He said everyone wants change but not everyone is willing to do the small things needed for that change
When the new government came in, I didn’t tender my resignation because I didn’t want to make it a political move, said the recently removed chairperson of the Punjab IT Board Dr Umar Saif.
Speaking to SAMAA TV, he said that removing him was both a political and administrative decision, as the new government wants to bring people in whom it trusts and who it will enable.
“When the new government came in, a lot of people left but I didn’t want to make that a political move,” he said.

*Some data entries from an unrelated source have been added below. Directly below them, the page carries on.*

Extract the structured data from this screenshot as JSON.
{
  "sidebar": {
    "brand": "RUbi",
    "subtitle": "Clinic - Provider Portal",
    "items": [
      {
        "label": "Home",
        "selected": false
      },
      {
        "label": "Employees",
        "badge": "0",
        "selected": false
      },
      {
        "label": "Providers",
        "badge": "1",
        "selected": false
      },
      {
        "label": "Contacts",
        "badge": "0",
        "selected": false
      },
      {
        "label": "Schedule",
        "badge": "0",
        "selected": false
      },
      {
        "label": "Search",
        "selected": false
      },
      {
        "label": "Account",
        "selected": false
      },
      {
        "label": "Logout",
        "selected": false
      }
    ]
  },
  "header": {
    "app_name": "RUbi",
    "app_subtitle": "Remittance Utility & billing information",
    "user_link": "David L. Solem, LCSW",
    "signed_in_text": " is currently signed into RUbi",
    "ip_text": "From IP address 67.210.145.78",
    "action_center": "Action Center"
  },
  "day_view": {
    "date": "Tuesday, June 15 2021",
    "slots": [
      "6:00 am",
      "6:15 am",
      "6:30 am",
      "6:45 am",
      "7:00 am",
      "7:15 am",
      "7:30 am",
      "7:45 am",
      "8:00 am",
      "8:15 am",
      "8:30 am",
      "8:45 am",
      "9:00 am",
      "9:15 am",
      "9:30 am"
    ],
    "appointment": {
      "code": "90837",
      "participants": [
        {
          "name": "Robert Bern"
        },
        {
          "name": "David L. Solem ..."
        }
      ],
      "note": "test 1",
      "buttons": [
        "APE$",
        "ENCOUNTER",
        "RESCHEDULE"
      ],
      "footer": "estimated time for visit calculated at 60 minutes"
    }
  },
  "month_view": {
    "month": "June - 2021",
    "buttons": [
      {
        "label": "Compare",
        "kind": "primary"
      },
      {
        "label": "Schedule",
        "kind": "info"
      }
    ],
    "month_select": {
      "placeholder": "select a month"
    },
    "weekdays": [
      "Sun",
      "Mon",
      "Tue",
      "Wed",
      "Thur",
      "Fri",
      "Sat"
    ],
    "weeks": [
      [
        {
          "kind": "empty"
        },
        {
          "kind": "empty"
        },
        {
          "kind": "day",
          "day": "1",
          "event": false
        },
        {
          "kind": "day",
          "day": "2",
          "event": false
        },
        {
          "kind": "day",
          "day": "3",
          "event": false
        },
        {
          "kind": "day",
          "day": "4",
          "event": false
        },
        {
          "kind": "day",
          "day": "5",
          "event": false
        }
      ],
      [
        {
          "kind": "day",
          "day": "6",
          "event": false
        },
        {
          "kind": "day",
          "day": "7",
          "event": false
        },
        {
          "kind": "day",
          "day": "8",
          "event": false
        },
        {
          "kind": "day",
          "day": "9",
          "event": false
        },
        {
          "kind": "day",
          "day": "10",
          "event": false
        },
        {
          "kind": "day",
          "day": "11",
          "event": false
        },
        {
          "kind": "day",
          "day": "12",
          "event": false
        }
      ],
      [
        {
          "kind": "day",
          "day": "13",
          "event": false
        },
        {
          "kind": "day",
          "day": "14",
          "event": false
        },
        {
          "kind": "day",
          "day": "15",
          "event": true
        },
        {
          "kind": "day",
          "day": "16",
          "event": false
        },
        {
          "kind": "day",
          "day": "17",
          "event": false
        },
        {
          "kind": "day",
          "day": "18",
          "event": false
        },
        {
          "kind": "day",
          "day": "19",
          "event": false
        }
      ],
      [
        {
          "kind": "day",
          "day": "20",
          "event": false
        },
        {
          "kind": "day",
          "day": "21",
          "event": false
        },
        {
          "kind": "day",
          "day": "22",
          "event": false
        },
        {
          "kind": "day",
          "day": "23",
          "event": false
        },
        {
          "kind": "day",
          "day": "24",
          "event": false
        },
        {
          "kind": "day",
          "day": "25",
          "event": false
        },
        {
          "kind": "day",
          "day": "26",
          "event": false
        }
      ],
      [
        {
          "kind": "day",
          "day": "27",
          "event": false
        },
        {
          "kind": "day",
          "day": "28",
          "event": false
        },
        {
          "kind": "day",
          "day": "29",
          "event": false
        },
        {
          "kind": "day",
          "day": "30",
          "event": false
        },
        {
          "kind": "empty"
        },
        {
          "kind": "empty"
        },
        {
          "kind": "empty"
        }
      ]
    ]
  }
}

He didn’t want the board to painted in a political light.
Dr Saif, an MIT-educated computer scientist and academic, served as the board’s head from 2011 until his recent dismissal. He also served as the vice-chancellor of the Information Technology University since January 2013. He said he had worked with the new government for six months and had taken their ministers on board, briefed them about everything and introduced them to his team.
We also reflected our ongoing projects in the new budget because we don’t want them to lapse, he said.
Dr Saif said that even though the vice-chancellor’s position had no relation to the government, they thought it appropriate to replace him. There were no allegations of corruption, monetary discrepancies or at the lack of qualifications at the PITB during his tenure, he clarified, adding that their audits are all up to date.
In fact, the government just conducted a special five-year audit of the board. This is a clean, good organistaion, he said.
Dr Saif added that they also worked with the government to launch the Pakistan Citizens Complaint Portal, a mobile application through which people can lodge complaints.
“We achieved a lot in these past seven years,” he said.
I hope that the government will appoint good people in the board that it trusts and enables and who will have its complete political support, said Dr Saif.
Running this board is a complicated matter that involves fighting with doctors who don’t come to hospitals in the morning and then go to practice privately in the evening, or with police officers who aren’t ready to register FIRs and excise inspectors who want to pocket money instead of collecting property tax, he said.
Everyone wants to bring about a change but no one is ready to do the small work needed for that change, like washing the dishes, he said.
“The Punjab IT Board’s work is to do the dishes, which is to get into the nitty gritty of the problems that need to be solved by the government so that pilferage stops, tax collection improves, people can work efficiently and corruption is ended,” he explained.
You need political will to do all this, he added. He lauded the prime minister’s mission to provide 10 million people with jobs and said he must take ownership of the programme for it to succeed.